A la poursuite de la clientèle
Malgré les retards et un tarif délirant (une SM coûte 51 800 francs), la production commence fin 1971. Quelques clients fortunés n’hésitent pas à franchir la porte d’Abrest pour signer un chèque et repartir avec une GT française performante. Ils sont 48 à avoir sauté le pas à la fin de l’année : c’est encourageant mais loin des ambitions de Ligier, qui espérait produire une voiture par jour en rythme de croisière. Peut-être faut-il envisager un peu plus de puissance pour séduire plus largement une clientèle exigeante ? Ligier va alors négocier avec Maserati la fourniture d’une nouvelle mouture du V6 qui équipe la récente Merak. Ce dernier est porté à 2 965 cc et développe 195 chevaux grâce à trois carburateurs double corps. Il équipe les JS2 à partir de février 1973 pour un prix inchangé. Malheureusement, ce type de moteur gourmand en carburant est pénalisé par la crise pétrolière qui survient à la fin de l’année. La JS2 a déjà du mal à trouver des clients et la situation économique n’arrange rien. Les problèmes s’annoncent encore pires en 1974. Alors que la voiture est produite au compte-goutte, la situation se dégrade chez Citroën. Michelin veut se débarrasser de sa coûteuse filiale et trouve un accord à l’été avec Peugeot. Paradoxalement, cet événement va donner un peu d’air frais à Ligier.

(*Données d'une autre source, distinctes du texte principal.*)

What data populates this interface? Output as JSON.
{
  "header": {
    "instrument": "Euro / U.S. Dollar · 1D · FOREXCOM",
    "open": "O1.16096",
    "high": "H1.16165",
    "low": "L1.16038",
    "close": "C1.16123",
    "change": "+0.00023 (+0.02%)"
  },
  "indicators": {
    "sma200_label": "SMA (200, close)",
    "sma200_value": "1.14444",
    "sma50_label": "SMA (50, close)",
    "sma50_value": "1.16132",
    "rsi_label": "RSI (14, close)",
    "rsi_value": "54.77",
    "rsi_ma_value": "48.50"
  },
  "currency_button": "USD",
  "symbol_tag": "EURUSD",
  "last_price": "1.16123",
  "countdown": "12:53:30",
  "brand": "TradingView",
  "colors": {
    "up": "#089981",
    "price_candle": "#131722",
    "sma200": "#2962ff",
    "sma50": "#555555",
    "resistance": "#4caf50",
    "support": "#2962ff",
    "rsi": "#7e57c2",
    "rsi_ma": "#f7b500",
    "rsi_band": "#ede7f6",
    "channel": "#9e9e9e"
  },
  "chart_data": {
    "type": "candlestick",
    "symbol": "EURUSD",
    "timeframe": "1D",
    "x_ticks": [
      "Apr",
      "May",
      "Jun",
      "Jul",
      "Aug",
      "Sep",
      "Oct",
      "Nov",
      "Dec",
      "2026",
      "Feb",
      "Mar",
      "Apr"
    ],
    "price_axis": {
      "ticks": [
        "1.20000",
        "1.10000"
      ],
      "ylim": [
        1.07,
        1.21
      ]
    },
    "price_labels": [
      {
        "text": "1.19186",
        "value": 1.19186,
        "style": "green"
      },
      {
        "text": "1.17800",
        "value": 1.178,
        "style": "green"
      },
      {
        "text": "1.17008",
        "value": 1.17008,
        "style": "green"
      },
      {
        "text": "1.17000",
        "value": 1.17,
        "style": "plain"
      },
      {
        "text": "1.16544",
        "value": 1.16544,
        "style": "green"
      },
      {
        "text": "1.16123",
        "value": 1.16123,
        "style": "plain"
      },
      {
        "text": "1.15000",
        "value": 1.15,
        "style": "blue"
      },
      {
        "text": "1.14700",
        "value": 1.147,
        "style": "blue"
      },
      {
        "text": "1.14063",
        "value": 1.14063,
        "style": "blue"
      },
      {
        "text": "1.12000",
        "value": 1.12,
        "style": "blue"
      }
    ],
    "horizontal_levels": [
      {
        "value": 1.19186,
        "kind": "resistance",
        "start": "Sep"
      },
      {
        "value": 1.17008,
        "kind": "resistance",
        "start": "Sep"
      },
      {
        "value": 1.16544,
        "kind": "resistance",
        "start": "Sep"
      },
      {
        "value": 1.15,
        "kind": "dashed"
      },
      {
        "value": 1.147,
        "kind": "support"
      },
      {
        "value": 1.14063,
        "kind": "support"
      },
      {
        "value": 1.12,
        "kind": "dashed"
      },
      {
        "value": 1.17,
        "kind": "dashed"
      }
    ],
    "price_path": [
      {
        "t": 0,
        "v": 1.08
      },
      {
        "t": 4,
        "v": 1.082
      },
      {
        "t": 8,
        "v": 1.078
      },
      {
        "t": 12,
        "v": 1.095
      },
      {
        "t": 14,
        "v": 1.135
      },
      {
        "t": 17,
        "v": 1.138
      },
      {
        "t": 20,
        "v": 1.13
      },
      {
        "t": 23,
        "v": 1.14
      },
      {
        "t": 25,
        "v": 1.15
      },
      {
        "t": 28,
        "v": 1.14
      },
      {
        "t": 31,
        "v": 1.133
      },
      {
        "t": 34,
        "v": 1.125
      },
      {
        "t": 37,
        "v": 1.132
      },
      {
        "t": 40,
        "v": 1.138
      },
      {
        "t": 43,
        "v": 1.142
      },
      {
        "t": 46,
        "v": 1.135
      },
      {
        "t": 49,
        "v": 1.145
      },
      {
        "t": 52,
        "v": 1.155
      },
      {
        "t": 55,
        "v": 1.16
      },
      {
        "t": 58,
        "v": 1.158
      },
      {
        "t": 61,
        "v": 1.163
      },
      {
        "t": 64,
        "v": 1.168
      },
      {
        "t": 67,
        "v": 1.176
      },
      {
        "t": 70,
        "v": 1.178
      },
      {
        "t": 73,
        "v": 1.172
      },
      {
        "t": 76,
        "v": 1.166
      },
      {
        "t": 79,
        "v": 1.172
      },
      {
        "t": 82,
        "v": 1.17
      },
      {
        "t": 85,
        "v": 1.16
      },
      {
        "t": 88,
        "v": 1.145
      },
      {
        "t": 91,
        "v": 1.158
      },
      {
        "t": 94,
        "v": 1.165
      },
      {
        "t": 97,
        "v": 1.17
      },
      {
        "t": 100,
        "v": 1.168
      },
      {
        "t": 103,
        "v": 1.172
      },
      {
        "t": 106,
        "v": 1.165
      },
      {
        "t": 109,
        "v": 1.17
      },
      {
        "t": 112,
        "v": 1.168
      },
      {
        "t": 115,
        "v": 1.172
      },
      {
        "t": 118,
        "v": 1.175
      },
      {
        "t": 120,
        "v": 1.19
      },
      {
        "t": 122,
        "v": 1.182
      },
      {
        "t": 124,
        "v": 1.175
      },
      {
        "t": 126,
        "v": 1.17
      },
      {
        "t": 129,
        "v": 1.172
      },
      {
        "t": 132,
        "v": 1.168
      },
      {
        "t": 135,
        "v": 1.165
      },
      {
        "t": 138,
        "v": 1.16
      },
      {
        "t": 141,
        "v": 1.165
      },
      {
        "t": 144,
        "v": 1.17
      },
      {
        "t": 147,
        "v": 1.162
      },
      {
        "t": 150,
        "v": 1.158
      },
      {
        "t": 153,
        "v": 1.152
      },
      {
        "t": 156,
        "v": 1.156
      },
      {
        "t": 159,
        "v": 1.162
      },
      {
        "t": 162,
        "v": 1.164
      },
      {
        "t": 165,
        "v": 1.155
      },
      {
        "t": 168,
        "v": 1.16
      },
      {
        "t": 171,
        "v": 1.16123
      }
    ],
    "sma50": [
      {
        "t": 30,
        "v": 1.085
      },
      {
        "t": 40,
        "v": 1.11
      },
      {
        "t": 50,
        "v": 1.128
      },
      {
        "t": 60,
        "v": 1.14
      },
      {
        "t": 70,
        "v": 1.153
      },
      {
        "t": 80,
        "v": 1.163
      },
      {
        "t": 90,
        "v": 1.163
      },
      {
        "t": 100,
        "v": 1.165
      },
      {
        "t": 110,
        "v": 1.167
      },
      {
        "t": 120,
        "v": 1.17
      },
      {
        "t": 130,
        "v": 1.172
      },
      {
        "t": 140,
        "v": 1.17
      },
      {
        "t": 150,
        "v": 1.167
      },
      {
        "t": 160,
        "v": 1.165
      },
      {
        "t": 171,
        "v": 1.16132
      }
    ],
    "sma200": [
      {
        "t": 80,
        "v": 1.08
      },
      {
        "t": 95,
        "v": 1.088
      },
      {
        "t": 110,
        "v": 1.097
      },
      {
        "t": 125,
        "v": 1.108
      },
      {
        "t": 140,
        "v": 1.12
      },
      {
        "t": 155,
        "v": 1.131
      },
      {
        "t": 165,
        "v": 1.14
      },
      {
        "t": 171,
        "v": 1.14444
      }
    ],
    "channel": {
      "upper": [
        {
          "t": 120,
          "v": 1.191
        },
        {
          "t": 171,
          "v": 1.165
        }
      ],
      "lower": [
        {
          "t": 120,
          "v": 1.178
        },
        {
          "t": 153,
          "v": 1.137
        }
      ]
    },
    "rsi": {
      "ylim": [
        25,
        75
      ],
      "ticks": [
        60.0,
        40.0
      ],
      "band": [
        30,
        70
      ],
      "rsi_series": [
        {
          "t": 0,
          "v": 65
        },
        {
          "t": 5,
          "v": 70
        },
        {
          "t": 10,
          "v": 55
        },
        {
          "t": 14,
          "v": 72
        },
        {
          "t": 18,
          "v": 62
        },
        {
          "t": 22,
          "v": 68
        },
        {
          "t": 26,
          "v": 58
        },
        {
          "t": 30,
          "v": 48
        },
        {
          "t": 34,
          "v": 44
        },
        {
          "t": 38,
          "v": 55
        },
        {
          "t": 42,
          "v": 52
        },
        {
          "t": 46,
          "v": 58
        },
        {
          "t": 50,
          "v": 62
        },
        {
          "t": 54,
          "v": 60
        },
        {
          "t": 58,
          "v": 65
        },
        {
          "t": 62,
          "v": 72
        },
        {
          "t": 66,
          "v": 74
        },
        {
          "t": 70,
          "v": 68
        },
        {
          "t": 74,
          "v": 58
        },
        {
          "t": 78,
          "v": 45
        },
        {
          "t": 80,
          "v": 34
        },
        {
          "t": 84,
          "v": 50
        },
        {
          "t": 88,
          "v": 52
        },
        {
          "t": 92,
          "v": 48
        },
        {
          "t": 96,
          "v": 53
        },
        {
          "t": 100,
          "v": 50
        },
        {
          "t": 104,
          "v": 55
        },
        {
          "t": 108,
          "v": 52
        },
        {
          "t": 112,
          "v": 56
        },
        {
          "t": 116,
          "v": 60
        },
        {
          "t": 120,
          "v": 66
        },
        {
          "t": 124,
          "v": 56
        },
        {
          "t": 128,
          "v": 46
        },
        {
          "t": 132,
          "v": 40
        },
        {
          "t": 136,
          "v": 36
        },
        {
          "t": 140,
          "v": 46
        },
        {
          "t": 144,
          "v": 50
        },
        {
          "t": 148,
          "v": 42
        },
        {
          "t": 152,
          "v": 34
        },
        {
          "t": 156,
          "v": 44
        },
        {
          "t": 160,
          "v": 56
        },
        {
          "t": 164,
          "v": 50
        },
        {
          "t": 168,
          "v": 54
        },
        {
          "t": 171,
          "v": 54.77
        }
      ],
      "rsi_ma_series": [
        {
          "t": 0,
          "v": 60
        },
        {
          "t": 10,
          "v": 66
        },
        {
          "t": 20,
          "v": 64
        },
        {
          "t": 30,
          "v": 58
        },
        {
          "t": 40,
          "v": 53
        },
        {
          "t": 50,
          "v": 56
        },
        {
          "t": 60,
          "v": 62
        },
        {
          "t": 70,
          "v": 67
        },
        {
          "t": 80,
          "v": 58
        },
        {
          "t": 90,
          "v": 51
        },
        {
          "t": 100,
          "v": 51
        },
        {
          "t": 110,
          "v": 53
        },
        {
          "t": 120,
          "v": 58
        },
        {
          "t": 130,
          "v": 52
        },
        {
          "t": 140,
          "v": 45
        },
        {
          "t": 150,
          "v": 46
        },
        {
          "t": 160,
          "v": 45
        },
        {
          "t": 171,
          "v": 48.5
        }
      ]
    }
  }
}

Des SM en production, une JS2 à l’arrêt
En effet, les équipes de Peugeot arrivent rapidement à la conclusion d’un arrêt de la SM, qui se vend mal, et au transfert des activités industrielles de Javel à Aulnay-sous-Bois. Pour assurer la production des dernières SM commandées, Peugeot va faire appel à Ligier. 21 SM seront fabriquées à Abrest fin 1974, et 114 en 1975. Du côté de la JS2, l’affaire prend une tournure définitive elle aussi. Malgré la présentation en mars 1975 d’une phase 2 dotée de phares escamotables, il faut se rendre à l’évidence : le marché ne répond plus. Seules une trentaine de versions “3 litres” ont été produites en 1973 et 1974, et la nouvelle venue ne trouve que 7 acheteurs. La situation n’est plus viable d’autant que Maserati est transférée au GEPI puis à Alejandro de Tomaso. Si la fourniture de moteurs aurait pu continuer (la Merak restera en production jusqu’en 1983), la situation devient plus difficile et la seule solution viable reste d’arrêter la JS2 en juin 1975. Environ 86 exemplaires auront été produits depuis 1972, chiffre le plus probable mais qui varie selon les sources (certains parlent de 110 exemplaires).
Formule 1 et voiturettes
Ligier, qui a prouvé sa capacité à produire des voitures (JS2, SM) a un plan B. Renault lui propose de s’associer au projet 121, une Renault 14 coupé au profil de break de chasse dessinée par Robert Broyer. La production en petite série doit ainsi être réalisée à Abrest et assurer l’activité de l’usine. Malheureusement, ce projet tombe à l’eau en 1976. Renault n’abandonne pas pour autant Ligier et lui propose la sous-traitance des cabines de ses tracteurs. Dans le même temps, Guy Ligier se lance dans une nouvelle aventure passionnante, la Formule 1, avec l’appui de la SEITA. Il ne reviendra à la production automobile qu’en 1980, sur une idée de son fils : la voiture sans permis, dite voiturette. Mais ça, c’est une autre histoire. La JS2 quitte la scène au moment où Renault dote son Alpine A310 du V6 PRV : la succession est assurée mais il faudra attendre 1987 et le lancement effectif de la MVS Venturi pour voir la France proposer deux GT différentes.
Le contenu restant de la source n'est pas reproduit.